Валентин не спешил отводить взгляд.
— Тёма, — проговорил он. — Ты меня уже видел, как говорится, без прикрас. Я наломал дров, пока растил Юлю, и то, что мы всё-таки это преодолели — прежде всего её заслуга. У Иры, моей жены, терпение было, кажется, титаническое, — он тихонько усмехнулся. — Я могу бросить. Кто-то назовёт это предательством — а для меня это будет прежде всего рациональный выбор.
Он дотронулся до Тёминой влажной щеки, осторожно провёл пальцами.
— Я хочу, чтобы ты, Артём, это понимал.
— Угу, — пробормотал Тёма. Красные припухшие веки опустились, но он тут же открыл глаза, взглянул Валентину в лицо.
— Ва-алентин Юрич, — уголок губ приподнялся, — а пока вы меня домой ещё не забрали, можно попросить?
— Слушаю, — Валентин взглянул в ответ с интересом.
— Принесите мне расчёску нормальную. Эта, которую мне выдали, только волосы, сука, дерёт.
— Принесу, — Валентин улыбнулся. — Может, ещё что-то нужно?
Секунду подумав, Тёма кивнул. Глаза блеснули заговорщически:
— Нужно. Очень. Принесите сладенького, Валентин Юрич.

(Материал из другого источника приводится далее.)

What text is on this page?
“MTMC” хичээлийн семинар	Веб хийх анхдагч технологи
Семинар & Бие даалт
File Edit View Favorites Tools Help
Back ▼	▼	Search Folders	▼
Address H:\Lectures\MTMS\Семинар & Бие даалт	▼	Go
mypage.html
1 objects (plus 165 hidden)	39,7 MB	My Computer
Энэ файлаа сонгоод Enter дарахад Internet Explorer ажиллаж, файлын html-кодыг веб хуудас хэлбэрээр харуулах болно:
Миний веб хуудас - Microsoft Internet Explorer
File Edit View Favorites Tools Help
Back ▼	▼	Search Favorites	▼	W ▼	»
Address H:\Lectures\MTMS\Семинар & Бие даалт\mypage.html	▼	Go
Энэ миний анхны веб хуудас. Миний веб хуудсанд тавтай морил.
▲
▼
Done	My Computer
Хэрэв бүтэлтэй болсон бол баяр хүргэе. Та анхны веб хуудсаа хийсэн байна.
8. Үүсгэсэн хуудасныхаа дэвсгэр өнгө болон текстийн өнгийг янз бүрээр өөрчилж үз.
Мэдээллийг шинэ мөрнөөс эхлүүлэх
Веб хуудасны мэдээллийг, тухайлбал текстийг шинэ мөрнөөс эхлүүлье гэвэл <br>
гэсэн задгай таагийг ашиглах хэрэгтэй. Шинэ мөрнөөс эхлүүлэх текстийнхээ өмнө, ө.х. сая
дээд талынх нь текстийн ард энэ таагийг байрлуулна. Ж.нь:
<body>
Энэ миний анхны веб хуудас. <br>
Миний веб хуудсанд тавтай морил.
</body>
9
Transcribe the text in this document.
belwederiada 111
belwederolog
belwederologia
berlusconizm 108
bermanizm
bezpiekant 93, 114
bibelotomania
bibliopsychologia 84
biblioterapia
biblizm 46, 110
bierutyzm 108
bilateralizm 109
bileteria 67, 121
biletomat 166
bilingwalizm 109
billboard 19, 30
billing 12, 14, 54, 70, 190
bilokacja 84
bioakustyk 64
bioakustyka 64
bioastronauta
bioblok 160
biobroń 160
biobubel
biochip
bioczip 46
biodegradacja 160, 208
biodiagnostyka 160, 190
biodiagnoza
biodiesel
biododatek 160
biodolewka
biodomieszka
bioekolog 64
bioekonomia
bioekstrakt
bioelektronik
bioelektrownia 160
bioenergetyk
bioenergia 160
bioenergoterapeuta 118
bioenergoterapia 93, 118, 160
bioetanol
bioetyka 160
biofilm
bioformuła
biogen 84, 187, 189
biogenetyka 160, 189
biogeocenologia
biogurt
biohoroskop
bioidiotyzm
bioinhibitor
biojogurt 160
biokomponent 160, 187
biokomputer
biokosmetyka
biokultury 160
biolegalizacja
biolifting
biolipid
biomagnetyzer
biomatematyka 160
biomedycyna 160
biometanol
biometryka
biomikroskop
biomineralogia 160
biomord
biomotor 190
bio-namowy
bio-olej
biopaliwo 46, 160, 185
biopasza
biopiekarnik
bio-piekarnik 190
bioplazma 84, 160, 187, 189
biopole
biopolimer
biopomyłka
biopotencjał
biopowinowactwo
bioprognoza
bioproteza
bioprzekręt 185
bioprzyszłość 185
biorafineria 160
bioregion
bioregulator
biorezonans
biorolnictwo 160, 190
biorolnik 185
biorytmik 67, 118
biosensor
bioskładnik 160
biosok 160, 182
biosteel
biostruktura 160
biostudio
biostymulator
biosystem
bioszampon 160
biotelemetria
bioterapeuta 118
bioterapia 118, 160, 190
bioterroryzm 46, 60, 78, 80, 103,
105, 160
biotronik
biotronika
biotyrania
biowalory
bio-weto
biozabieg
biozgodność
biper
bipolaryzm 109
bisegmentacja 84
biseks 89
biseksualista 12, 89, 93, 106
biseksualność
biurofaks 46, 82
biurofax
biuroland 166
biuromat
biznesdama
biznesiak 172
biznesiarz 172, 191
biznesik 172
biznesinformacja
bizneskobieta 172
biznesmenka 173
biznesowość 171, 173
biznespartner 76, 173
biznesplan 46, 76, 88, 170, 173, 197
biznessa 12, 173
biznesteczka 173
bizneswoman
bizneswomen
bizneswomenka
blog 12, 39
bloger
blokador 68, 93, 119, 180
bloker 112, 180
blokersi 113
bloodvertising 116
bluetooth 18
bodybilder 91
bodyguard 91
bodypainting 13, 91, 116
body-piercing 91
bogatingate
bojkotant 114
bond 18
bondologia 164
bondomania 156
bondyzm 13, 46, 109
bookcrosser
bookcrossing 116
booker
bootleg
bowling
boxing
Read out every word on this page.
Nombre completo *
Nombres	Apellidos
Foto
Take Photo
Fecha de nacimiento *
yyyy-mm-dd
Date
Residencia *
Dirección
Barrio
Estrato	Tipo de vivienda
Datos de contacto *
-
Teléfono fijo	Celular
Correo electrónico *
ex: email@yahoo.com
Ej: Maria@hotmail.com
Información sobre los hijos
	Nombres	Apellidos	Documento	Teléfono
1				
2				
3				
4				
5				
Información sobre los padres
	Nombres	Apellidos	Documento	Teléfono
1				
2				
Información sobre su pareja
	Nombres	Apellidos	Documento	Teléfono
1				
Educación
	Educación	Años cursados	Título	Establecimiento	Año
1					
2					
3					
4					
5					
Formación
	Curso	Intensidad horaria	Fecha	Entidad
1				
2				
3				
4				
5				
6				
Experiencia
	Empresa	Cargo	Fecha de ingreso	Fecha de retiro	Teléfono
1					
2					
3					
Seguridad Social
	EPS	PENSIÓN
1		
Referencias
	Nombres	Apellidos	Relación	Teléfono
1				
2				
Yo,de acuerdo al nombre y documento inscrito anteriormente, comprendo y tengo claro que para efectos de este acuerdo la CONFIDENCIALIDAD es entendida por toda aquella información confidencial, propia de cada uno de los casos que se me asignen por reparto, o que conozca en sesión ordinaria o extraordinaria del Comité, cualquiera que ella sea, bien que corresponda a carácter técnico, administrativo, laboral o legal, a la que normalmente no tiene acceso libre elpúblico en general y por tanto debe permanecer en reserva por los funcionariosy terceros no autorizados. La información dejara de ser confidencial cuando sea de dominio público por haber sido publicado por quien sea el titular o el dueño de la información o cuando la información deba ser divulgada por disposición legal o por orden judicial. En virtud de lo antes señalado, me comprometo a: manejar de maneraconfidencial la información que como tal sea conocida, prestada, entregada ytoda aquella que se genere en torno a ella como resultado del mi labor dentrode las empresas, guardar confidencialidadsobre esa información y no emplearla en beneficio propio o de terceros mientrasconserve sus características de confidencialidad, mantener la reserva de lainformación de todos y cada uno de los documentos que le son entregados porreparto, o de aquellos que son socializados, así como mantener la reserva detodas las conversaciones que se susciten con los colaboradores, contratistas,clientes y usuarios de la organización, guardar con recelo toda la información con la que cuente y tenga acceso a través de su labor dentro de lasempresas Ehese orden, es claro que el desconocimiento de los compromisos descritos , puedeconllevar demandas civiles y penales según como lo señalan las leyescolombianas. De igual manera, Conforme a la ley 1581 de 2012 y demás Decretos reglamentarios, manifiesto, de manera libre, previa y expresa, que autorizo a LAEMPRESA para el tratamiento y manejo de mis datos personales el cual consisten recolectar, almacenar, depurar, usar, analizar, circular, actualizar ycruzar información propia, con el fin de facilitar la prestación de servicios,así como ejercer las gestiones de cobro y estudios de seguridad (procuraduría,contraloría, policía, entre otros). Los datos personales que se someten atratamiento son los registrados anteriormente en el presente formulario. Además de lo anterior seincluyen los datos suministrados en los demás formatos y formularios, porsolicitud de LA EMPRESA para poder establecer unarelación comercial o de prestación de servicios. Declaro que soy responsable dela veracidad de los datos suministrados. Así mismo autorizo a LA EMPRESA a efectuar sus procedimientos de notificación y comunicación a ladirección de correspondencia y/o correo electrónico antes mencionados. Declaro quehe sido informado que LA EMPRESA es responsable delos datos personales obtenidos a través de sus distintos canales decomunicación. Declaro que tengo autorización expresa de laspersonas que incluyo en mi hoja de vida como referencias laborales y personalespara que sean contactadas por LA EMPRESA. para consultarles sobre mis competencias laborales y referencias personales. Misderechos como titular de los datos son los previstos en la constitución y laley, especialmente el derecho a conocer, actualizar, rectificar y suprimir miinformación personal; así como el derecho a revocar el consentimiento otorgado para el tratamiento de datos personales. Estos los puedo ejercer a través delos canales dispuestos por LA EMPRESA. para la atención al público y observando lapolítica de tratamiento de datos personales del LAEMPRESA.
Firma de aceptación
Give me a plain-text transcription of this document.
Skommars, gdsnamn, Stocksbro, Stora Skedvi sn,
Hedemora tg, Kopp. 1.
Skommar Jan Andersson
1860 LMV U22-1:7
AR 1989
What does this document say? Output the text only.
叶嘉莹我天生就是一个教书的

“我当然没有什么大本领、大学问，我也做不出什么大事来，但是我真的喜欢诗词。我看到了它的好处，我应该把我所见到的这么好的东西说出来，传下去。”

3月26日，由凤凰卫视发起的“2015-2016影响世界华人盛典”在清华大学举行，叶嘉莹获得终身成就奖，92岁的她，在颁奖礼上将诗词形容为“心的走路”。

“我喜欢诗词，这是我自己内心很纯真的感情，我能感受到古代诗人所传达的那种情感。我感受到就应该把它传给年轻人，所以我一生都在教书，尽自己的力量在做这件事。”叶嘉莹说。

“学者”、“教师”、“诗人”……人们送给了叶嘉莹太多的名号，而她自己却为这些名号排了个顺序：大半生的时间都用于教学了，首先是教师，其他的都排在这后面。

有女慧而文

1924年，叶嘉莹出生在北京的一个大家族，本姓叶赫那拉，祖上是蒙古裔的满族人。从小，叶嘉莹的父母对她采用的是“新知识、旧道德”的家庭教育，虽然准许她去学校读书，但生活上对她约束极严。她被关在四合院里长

Валентин хмыкнул. Шоколад, апельсины, конфеты всякие Тёме до сих пор не разрешались: в сочетании с лекарствами был велик риск аллергии. Но, в конце концов, кто сказал, что надо идти проторёнными путями?
Есть клубничное варенье, есть яблочное пюре в кладовке — спасибо тёще, на целый взвод наготовила.
Валентин приподнял руку, потрогал Тёмины волосы, мягкие, встрёпанные, кое-где спутавшиеся до колтунов. Провёл ладонью, поглаживая прильнувшую макушку.
— Мы что-нибудь обязательно придумаем.